Дядя яростно бахнул кулаком по камину.

– Эта задница Харди, – заорал он, – назвал мой геометрический подход «инфантильным» – будто он в нем хоть что-нибудь понял!

– Ну-ну, дядя, – сказал я вразумляюще, – нельзя же обзывать задницей самого Г. X. Харди!

Он еще сильнее ударил кулаком по каминной полке.

– Задница он и был, да еще и содомит! Ваш «Великий Г. X. Харди – Королева Теории Чисел!»

Это было так на него не похоже, что я даже ахнул.

– Дядя Петрос, что за мерзости ты говоришь!

– Я просто называю вещи своими именами! Лопату – лопатой, а пидора – пидором!

Я не только поразился, но и даже развеселился: передо мной как по волшебству возникал совершенно новый человек. Может ли быть, чтобы вместе со «знаменитым бобовым методом» на поверхность всплыло его старое (то есть молодое) «я»? И сейчас я впервые за свою жизнь слышу истинный голос Петроса Папахристоса? Эксцентричность, даже маниакальность, больше подходила одержимому одной мыслью, сверхчестолюбивому блестящему математику, каким он был в молодости, чем мягкие цивилизованные манеры, которые ассоциировались у меня с дядей Петросом. Тщеславие и злобность по отношению к коллегам могли быть необходимой изнанкой гения.
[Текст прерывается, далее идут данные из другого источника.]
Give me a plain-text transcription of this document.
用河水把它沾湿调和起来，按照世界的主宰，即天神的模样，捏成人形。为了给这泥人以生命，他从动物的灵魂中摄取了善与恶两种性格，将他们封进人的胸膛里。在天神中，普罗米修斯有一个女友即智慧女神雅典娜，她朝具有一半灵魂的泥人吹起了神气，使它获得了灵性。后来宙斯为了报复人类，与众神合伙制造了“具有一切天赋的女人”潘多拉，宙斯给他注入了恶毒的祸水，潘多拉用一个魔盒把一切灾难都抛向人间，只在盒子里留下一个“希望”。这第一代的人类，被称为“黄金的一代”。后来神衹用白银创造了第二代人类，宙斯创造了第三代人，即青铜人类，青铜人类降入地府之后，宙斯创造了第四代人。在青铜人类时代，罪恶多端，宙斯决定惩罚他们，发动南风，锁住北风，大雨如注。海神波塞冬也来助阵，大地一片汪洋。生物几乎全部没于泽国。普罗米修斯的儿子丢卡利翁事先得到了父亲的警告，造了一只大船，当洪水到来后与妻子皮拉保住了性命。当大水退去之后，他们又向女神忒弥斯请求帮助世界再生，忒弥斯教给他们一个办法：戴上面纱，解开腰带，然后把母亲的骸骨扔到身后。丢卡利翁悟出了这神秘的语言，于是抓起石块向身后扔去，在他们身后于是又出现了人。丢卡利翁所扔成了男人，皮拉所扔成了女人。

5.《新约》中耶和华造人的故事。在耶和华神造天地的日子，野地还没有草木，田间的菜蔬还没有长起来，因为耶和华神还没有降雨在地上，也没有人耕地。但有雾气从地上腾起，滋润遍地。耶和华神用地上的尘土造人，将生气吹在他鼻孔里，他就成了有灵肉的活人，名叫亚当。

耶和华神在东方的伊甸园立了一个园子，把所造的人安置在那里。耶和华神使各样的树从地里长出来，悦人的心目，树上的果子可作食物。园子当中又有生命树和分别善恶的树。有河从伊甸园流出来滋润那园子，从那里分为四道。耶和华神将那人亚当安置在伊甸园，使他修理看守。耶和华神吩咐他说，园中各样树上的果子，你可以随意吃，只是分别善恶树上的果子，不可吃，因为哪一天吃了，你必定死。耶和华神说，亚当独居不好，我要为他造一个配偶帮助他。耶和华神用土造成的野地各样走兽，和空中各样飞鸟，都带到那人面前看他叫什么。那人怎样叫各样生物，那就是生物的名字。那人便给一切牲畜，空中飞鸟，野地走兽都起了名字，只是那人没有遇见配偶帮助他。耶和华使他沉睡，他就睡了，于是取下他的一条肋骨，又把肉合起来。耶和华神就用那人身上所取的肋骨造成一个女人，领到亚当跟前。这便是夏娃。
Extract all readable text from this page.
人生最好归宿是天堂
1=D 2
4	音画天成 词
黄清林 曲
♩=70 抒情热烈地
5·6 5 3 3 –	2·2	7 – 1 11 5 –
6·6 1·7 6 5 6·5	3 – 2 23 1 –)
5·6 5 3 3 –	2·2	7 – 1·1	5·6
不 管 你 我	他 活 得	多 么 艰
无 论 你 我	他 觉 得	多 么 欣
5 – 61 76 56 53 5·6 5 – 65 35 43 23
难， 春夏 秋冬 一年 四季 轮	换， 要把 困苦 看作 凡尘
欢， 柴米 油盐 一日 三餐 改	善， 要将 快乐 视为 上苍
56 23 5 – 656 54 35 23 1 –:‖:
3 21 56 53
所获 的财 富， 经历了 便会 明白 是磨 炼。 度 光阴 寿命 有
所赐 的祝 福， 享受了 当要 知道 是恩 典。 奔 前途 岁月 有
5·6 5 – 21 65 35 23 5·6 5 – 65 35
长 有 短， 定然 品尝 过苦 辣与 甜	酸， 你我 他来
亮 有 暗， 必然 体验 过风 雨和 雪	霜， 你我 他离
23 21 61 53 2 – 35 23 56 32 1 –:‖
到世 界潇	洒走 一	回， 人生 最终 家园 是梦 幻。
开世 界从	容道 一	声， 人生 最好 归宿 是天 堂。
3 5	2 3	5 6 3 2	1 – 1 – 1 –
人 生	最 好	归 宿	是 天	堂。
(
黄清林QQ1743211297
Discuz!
В конце концов и то, и другое полностью укладывалось в поставленный Сэмми Эпштейном диагноз: гордыня.

Чтобы совсем вывести его из себя, я небрежным тоном бросил:

– Сексуальные наклонности Г. X. Харди меня не касаются. Единственное, что относится к делу, помимо его оценки твоего «метода бобов», – это то, что он великий математик.

Дядя Петрос побагровел.

– Чушь! – зарычал он. – Докажи это!

– Доказывать нечего, – отмахнулся я. – Его теоремы говорят сами за себя.

– Да? Какая, например?

Я привел два-три результата из учебника дяди Петроса.

– Ха! – оскалился дядя. – Расчеты для бакалейщика! Ты мне покажи хоть одну великую идею, одно вдохновенное прозрение! Не можешь? А потому что их нет! – Он уже дымился. – И раз уж на то пошло, ты мне приведи хоть одну теорему, которую этот старый педераст доказал сам, когда старина Литлвуд или бедняга Рамануджан не держали его за руку или за какую-нибудь другую часть тела!

Его выражения становились все более оскорбительными, и я понял, что мы приближаемся к взрыву. Сейчас нужно еще чуть-чуть раздражения.

– Ладно, дядя, – сказал я, пытаясь говорить как можно более высокомерно. – Это недостойно тебя. В конце концов, какие бы теоремы Харди ни доказывал, они наверняка важнее твоих.

– Да? – огрызнулся он. – Важнее проблемы Гольдбаха?

Я помимо воли разразился скептическим смехом.

– Дядя, ты же проблему Гольдбаха не решил!

– Не решил, но…

Он прервался на середине фразы. Выражение его лица выдало, что он сказал больше, чем хотел.

– Не решил, но что? – надавил я. – Давай, дядя, договаривай! Не решил, но был очень близок к решению? Да или нет?

Он вдруг посмотрел на меня, будто он Гамлет, а я – призрак его отца. Настал момент – теперь или никогда. Я вскочил с кресла.

– Дядя, только не надо! – крикнул я. – Я же тебе не мой отец, не дядя Анаргирос и не дедушка Папахристос! Я кое-что в математике смыслю, ты помнишь? И мне уж не вешай на уши лапшу насчет Гёделя и теоремы о неполноте! Ты думаешь, я хоть на миг поверил той сказочке, будто тебе «интуиция подсказывает, что Проблема неразрешима!» Нет, я с самого начала знал, что это всего лишь жалкое прикрытие неудачи. Зелен виноград!